- Genre: Docuseries
- Starring: Jose Vitor Leme; Ezekiel Mitchell; Dakota Louis; Boudreaux Campbell; Daylon Swearingen; Chase Outlaw; Eli Vastbinder;
- Country of origin: United States
- Original language: English
- No. of seasons: 1
- No. of episodes: 8

Production
- Executive producers: Micah Brown; Chris Coelen; Eric Detwiler; Sean Gleason; Lawrence Randall; Karrie Wolfe;
- Running time: 33-57 minutes
- Production companies: Prime Video Sports; Kinetic Content; Professional Bull Riders;

Original release
- Network: Prime Video
- Release: May 30, 2023

= The Ride (TV series) =

The Ride is an American television documentary series about professional bull riding.

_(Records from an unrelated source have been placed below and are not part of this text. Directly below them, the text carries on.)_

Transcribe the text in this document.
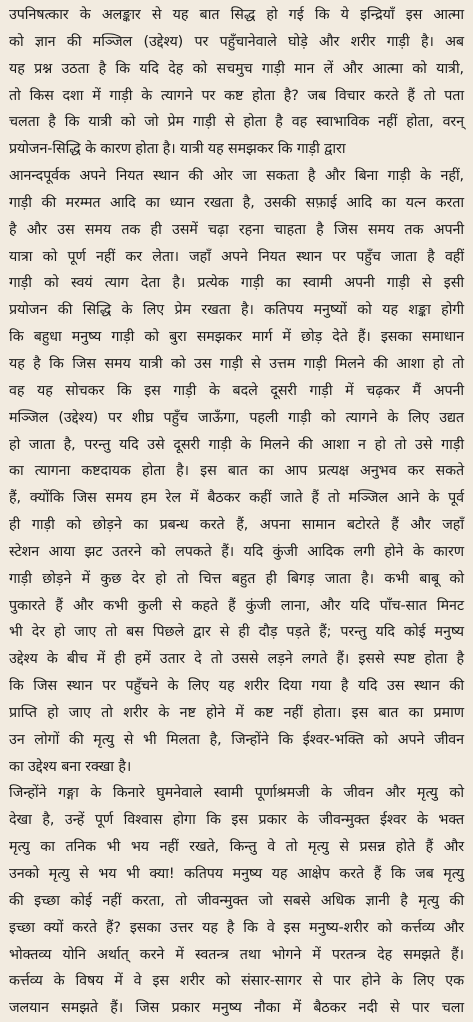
उपनिषत्कार के अलङ्कार से यह बात सिद्ध हो गई कि ये इन्द्रियाँ इस आत्मा
को ज्ञान की मञ्जिल (उद्देश्य) पर पहुँचानेवाले घोड़े और शरीर गाड़ी है। अब
यह प्रश्न उठता है कि यदि देह को सचमुच गाड़ी मान लें और आत्मा को यात्री,
तो किस दशा में गाड़ी के त्यागने पर कष्ट होता है? जब विचार करते हैं तो पता
चलता है कि यात्री को जो प्रेम गाड़ी से होता है वह स्वाभाविक नहीं होता, वरन्
प्रयोजन-सिद्धि के कारण होता है। यात्री यह समझकर कि गाड़ी द्वारा
आनन्दपूर्वक अपने नियत स्थान की ओर जा सकता है और बिना गाड़ी के नहीं,
गाड़ी की मरम्मत आदि का ध्यान रखता है, उसकी सफ़ाई आदि का यत्न करता
है और उस समय तक ही उसमें चढ़ा रहना चाहता है जिस समय तक अपनी
यात्रा को पूर्ण नहीं कर लेता। जहाँ अपने नियत स्थान पर पहुँच जाता है वहीं
गाड़ी को स्वयं त्याग देता है। प्रत्येक गाड़ी का स्वामी अपनी गाड़ी से इसी
प्रयोजन की सिद्धि के लिए प्रेम रखता है। कतिपय मनुष्यों को यह शङ्का होगी
कि बहुधा मनुष्य गाड़ी को बुरा समझकर मार्ग में छोड़ देते हैं। इसका समाधान
यह है कि जिस समय यात्री को उस गाड़ी से उत्तम गाड़ी मिलने की आशा हो तो
वह यह सोचकर कि इस गाड़ी के बदले दूसरी गाड़ी में चढ़कर मैं अपनी
मञ्जिल (उद्देश्य) पर शीघ्र पहुँच जाऊँगा, पहली गाड़ी को त्यागने के लिए उद्यत
हो जाता है, परन्तु यदि उसे दूसरी गाड़ी के मिलने की आशा न हो तो उसे गाड़ी
का त्यागना कष्टदायक होता है। इस बात का आप प्रत्यक्ष अनुभव कर सकते
हैं, क्योंकि जिस समय हम रेल में बैठकर कहीं जाते हैं तो मञ्जिल आने के पूर्व
ही गाड़ी को छोड़ने का प्रबन्ध करते हैं, अपना सामान बटोरते हैं और जहाँ
स्टेशन आया झट उतरने को लपकते हैं। यदि कुंजी आदिक लगी होने के कारण
गाड़ी छोड़ने में कुछ देर हो तो चित्त बहुत ही बिगड़ जाता है। कभी बाबू को
पुकारते हैं और कभी कुली से कहते हैं कुंजी लाना, और यदि पाँच-सात मिनट
भी देर हो जाए तो बस पिछले द्वार से ही दौड़ पड़ते हैं; परन्तु यदि कोई मनुष्य
उद्देश्य के बीच में ही हमें उतार दे तो उससे लड़ने लगते हैं। इससे स्पष्ट होता है
कि जिस स्थान पर पहुँचने के लिए यह शरीर दिया गया है यदि उस स्थान की
प्राप्ति हो जाए तो शरीर के नष्ट होने में कष्ट नहीं होता। इस बात का प्रमाण
उन लोगों की मृत्यु से भी मिलता है, जिन्होंने कि ईश्वर-भक्ति को अपने जीवन
का उद्देश्य बना रक्खा है।
जिन्होंने गङ्गा के किनारे घुमनेवाले स्वामी पूर्णाश्रमजी के जीवन और मृत्यु को
देखा है, उन्हें पूर्ण विश्वास होगा कि इस प्रकार के जीवन्मुक्त ईश्वर के भक्त
मृत्यु का तनिक भी भय नहीं रखते, किन्तु वे तो मृत्यु से प्रसन्न होते हैं और
उनको मृत्यु से भय भी क्या! कतिपय मनुष्य यह आक्षेप करते हैं कि जब मृत्यु
की इच्छा कोई नहीं करता, तो जीवन्मुक्त जो सबसे अधिक ज्ञानी है मृत्यु की
इच्छा क्यों करते हैं? इसका उत्तर यह है कि वे इस मनुष्य-शरीर को कर्त्तव्य और
भोक्तव्य योनि अर्थात् करने में स्वतन्त्र तथा भोगने में परतन्त्र देह समझते हैं।
कर्त्तव्य के विषय में वे इस शरीर को संसार-सागर से पार होने के लिए एक
जलयान समझते हैं। जिस प्रकार मनुष्य नौका में बैठकर नदी से पार चला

It premiered on Prime Video on May 30, 2023.

==Summary==
The series delves into the world of professional bull riding, offering a behind-the-scenes look into the daily lives of some of the riders and coaches in the Professional Bull Riders (PBR) inaugural 2022 Team Series season.

==Cast==

===Bull riders===
- José Vitor Leme
- Ezekiel Mitchell
- Dakota Louis
- Boudreaux Campbell
- Daylon Swearingen
- Chase Outlaw
- Eli Vastbinder

===Coaches===
- Michael Gaffney
- Jerome Davis
- Cord McCoy

==Episodes==

| No. | Title | Directed by | Original release date |
|---|---|---|---|
| 1 | "Ride or Die" | Unknown | 30 May 2023 |
| 2 | "Comeback Kings" | Unknown | 30 May 2023 |
| 3 | "Austin vs. Everybody" | Unknown | 30 May 2023 |
| 4 | "Sweet Home Carolina" | Unknown | 30 May 2023 |
| 5 | "Bitter Victory" | Unknown | 30 May 2023 |
| 6 | "Lone Stars" | Unknown | 30 May 2023 |
| 7 | "This is War" | Unknown | 30 May 2023 |
| 8 | "Winner Take All" | Unknown | 30 May 2023 |

==Production==
On January 26, 2023, it was reported that Amazon ordered an 8-episode season of The Ride, to premiere later in 2023. It is executive produced by Chris Coelen, Eric Detwiler, Karrie Wolfe, Micah Brown, Sean Gleason, and Lawrence Randall, and is a co-production from Prime Video Sports, Kinetic Content, and PBR.

==Release==
The trailer was released on May 11, 2023, and the eight-episode docuseries premiered on Prime Video on May 30, 2023.